You should also be aware that tax leakage can have an impact on your returns. Some providers have low fees, but they are also “leaking” money because they haven’t been set up in the most tax efficient way. This is pretty complex but it’s important to note that BNZ holds all its KiwiSaver and YouWealth investment assets in New Zealand so avoids this tax leakage that affects many other low fee providers.
It’s easy to forget about investment fees – after all, they’re built into the unit price of your investment, so get paid without you even seeing the amount. But they’re one of the most important factors in determining the success of your investment approach. That’s why we have such a relentless focus on delivering low cost, high-quality options for our customers.
1. The calculation here is for illustration only to show the impact of lower fees on account balance at retirement and is based on several assumptions and estimates. These financial results are therefore unlikely to reflect an actual balance at retirement. For example, actual investment returns are likely to move up and down due to investment and other risks. Returns may be negative over some time periods.
2. The growth fund used for the purposes of this example is assumed to have an investment return of 5.1% each year. The investment returns used to calculate this reflect our estimates of how investment markets may perform over the long term.The actual investment returns for the BNZ KiwiSaver Scheme funds are not known in advance and will be different to those used in this calculation.
3. In addition to the assumptions outlined above and in the article, the following assumptions apply:
a. We’ve calculated a deduction for Employer’s Superannuation Contribution Tax (ESCT) using the rate applicable to the annual income. We assume the income bands for ESCT will adjust each year in line with salary inflation, so this ESCT Rate is applied to all Employer Contributions.
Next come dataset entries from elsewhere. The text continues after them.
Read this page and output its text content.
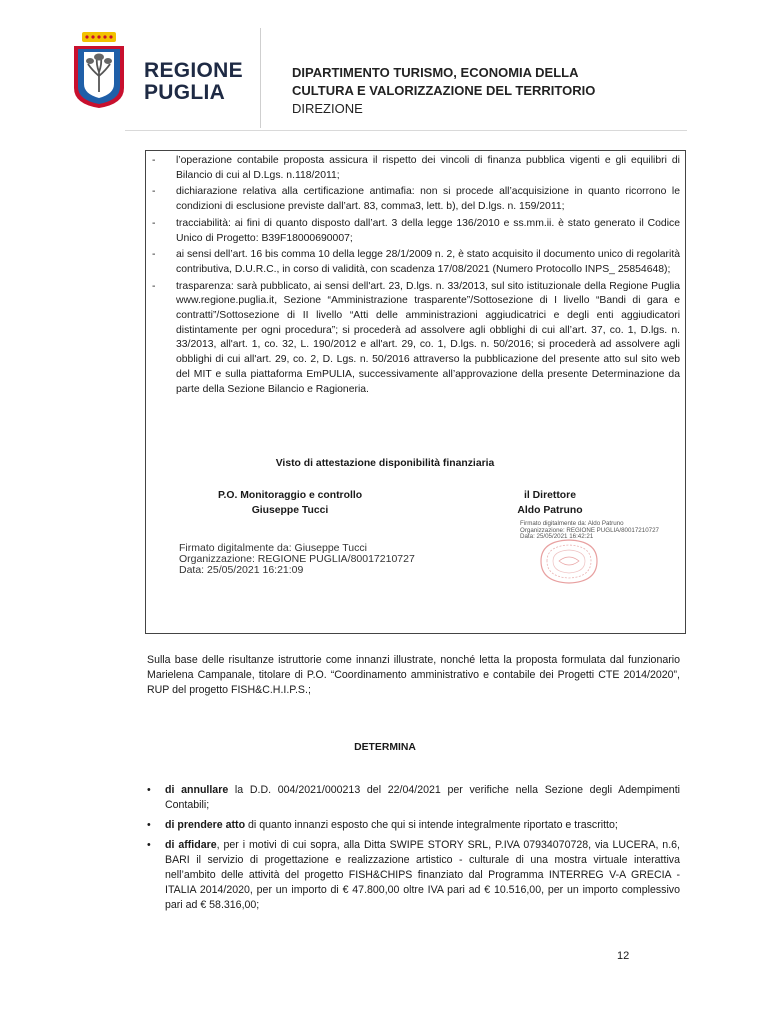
REGIONE
PUGLIA
DIPARTIMENTO TURISMO, ECONOMIA DELLA
CULTURA E VALORIZZAZIONE DEL TERRITORIO
DIREZIONE
- l’operazione contabile proposta assicura il rispetto dei vincoli di finanza pubblica vigenti e gli equilibri di Bilancio di cui al D.Lgs. n.118/2011;
- dichiarazione relativa alla certificazione antimafia: non si procede all’acquisizione in quanto ricorrono le condizioni di esclusione previste dall’art. 83, comma3, lett. b), del D.lgs. n. 159/2011;
- tracciabilità: ai fini di quanto disposto dall’art. 3 della legge 136/2010 e ss.mm.ii. è stato generato il Codice Unico di Progetto: B39F18000690007;
- ai sensi dell’art. 16 bis comma 10 della legge 28/1/2009 n. 2, è stato acquisito il documento unico di regolarità contributiva, D.U.R.C., in corso di validità, con scadenza 17/08/2021 (Numero Protocollo INPS_ 25854648);
- trasparenza: sarà pubblicato, ai sensi dell'art. 23, D.lgs. n. 33/2013, sul sito istituzionale della Regione Puglia www.regione.puglia.it, Sezione “Amministrazione trasparente”/Sottosezione di I livello “Bandi di gara e contratti”/Sottosezione di II livello “Atti delle amministrazioni aggiudicatrici e degli enti aggiudicatori distintamente per ogni procedura”; si procederà ad assolvere agli obblighi di cui all’art. 37, co. 1, D.lgs. n. 33/2013, all'art. 1, co. 32, L. 190/2012 e all'art. 29, co. 1, D.lgs. n. 50/2016; si procederà ad assolvere agli obblighi di cui all'art. 29, co. 2, D. Lgs. n. 50/2016 attraverso la pubblicazione del presente atto sul sito web del MIT e sulla piattaforma EmPULIA, successivamente all’approvazione della presente Determinazione da parte della Sezione Bilancio e Ragioneria.
Visto di attestazione disponibilità finanziaria
P.O. Monitoraggio e controllo
Giuseppe Tucci
il Direttore
Aldo Patruno
Firmato digitalmente da: Aldo Patruno
Organizzazione: REGIONE PUGLIA/80017210727
Data: 25/05/2021 16:42:21
Firmato digitalmente da: Giuseppe Tucci
Organizzazione: REGIONE PUGLIA/80017210727
Data: 25/05/2021 16:21:09
Sulla base delle risultanze istruttorie come innanzi illustrate, nonché letta la proposta formulata dal funzionario Marielena Campanale, titolare di P.O. “Coordinamento amministrativo e contabile dei Progetti CTE 2014/2020”, RUP del progetto FISH&C.H.I.P.S.;
DETERMINA
• di annullare la D.D. 004/2021/000213 del 22/04/2021 per verifiche nella Sezione degli Adempimenti Contabili;
• di prendere atto di quanto innanzi esposto che qui si intende integralmente riportato e trascritto;
• di affidare, per i motivi di cui sopra, alla Ditta SWIPE STORY SRL, P.IVA 07934070728, via LUCERA, n.6, BARI il servizio di progettazione e realizzazione artistico - culturale di una mostra virtuale interattiva nell’ambito delle attività del progetto FISH&CHIPS finanziato dal Programma INTERREG V-A GRECIA - ITALIA 2014/2020, per un importo di € 47.800,00 oltre IVA pari ad € 10.516,00, per un importo complessivo pari ad € 58.316,00;
12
b. To allow for salary inflation, salary is assumed to increase by 3% each year.
c. Employee and employer contributions continue at the given rate until age 65.
d. Government Contribution rules are assumed to continue in their current form until age 65.
e. All regular cash flows (such as contributions into KiwiSaver) are annualised and occur half way through the year.
f. Assumed rate of inflation is 2% per annum.
g. Buy Sell spreads are not applied to the calculation.
BNZ KiwiSaver Scheme Default Fund
*No money is currently being sought for the BNZ KiwiSaver Scheme Default Fund, and it will not be available for investment before 1 December 2021. Any offer for the Default Fund will be made in accordance with the requirements of the Financial Markets Conduct Act 2013.
The information and recommendations in this article are the personal views of the author and do not necessarily represent the views of BNZ, or its related entities.
This article is solely for information purposes and is not intended to be financial advice. If you need help, please contact BNZ or your financial adviser. Neither BNZ nor any person involved in this article accepts any liability for any direct or indirect loss or damage arising out of the use of, or reliance on, all or any part of the content.
BNZ Investment Services Limited, a wholly owned subsidiary of BNZ, is the Issuer and Manager of both the BNZ KiwiSaver Scheme and YouWealth. A copy of the relevant Product Disclosure Statement is available on bnz.co.nz or pick up a copy from any BNZ branch.
Investments in either the BNZ KiwiSaver Scheme or YouWealth are not bank deposits or other liabilities of Bank of New Zealand (BNZ) or any other member of the National Australia Bank Limited group. They are subject to investment risk, possible delays in repayment, possible loss of income and possible loss of principal invested. No person (including the New Zealand Government) guarantees (either fully or in part) the performance or returns of the BNZ KiwiSaver Scheme or YouWealth, including the repayment of capital.